The House Agriculture Committee Chairman Collin Peterson (D-Minn.) said Wednesday that he’s at an impasse with the lead sponsor of a climate change bill strongly backed by Pelosi (D-Calif.), and that his list of Democratic members who would join him in voting against the measure is growing rather than shrinking. …
Peterson has warned that the bill put together by Waxman and Energy and Environment subcommittee Chairman Edward Markey (D-Mass.) will fail if agriculture-related provisions aren’t altered, and he’s said he has as many as 45 votes on his side. That number of Democratic defections would certainly doom the prospects of passing the bill in the House.
And while the Agriculture chairman said he’s working to resolve those differences and not intentionally trying to torpedo the legislation, he noted that skepticism toward the bill is growing, not shrinking.
“I’m just estimating the number of votes that will be against this,” Peterson said. “I suspect that the list has grown as more members have gotten a chance to look at this. I mean, my list has grown.”
On this issue, the policy breaks across regional as well as partisan lines, which gives opponents a better shot at stopping it. Republicans have mostly opposed the C&T system, with only a few exceptions in the House, and none explicitly thus far in the Senate. However, that wouldn’t be enough to stop the bill in either chamber. The key to opposing the bill is in the regional interests at play in Congress.

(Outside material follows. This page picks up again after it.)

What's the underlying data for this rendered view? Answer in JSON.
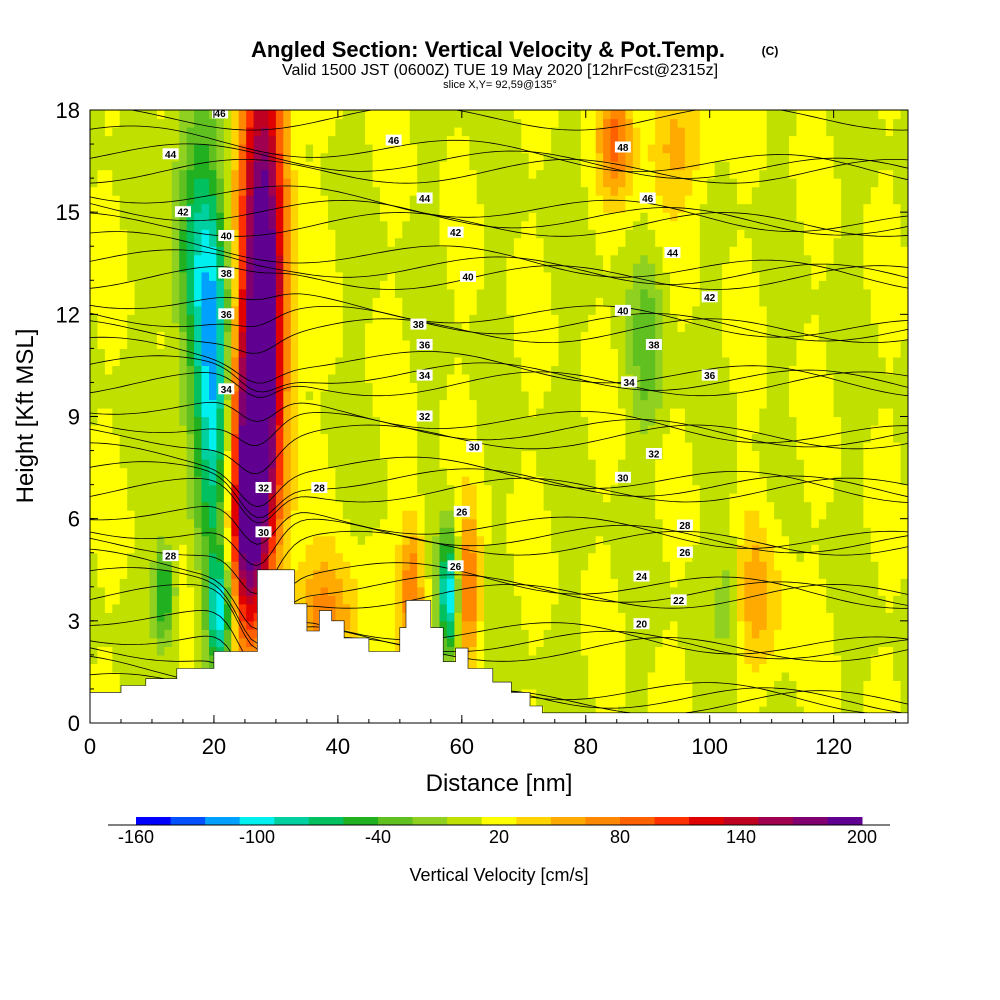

Peterson, a moderate, represents the agricultural areas of Minnesota, and the Midwestern faction in Congress of either party will not allow farmers to get shafted by a C&T system. All such proposals call for restrictions on what have been highly successful farming strategies in favor of “green” initiatives that are more expensive and less efficient (which is why they’re not being used now). Family farmers already live on thin margins for their businesses, which are usually heavily leveraged; they can’t afford to take losses for the sake of ecological fads.
The coal-producing states are another potential source of bipartisan opposition. The C&T system proposed by Waxman and Markey (and Lieberman and Warner in the Senate) would radically restrict the coal industry in a short period of time. Obama himself bragged that he would put coal-generating plants out of business during the campaign. This would cause an explosion of unemployment and severe economic pain on top of what we are already experiencing in these states. Elected officials from these states cannot blithely sign away the economic future of their constituents — not unless they want an early retirement.
Peterson’s list will continue to grow as the economic realities of C&T become apparent. We need to make sure that they do.
Update: Jim Geraghty notes that the job losses would start immediately:
If climate-change legislation passes Congress in its current form, Lion Oil Co., an El Dorado refinery, will have to shutter operations within a year and lay off 1,200 workers, a company executive told a congressional panel Tuesday.
Passage of the bill “will make our survival impossible,” Steve Cousins, vice president of refining, testified before the House Energy and Commerce Subcommittee on Energy and the Environment.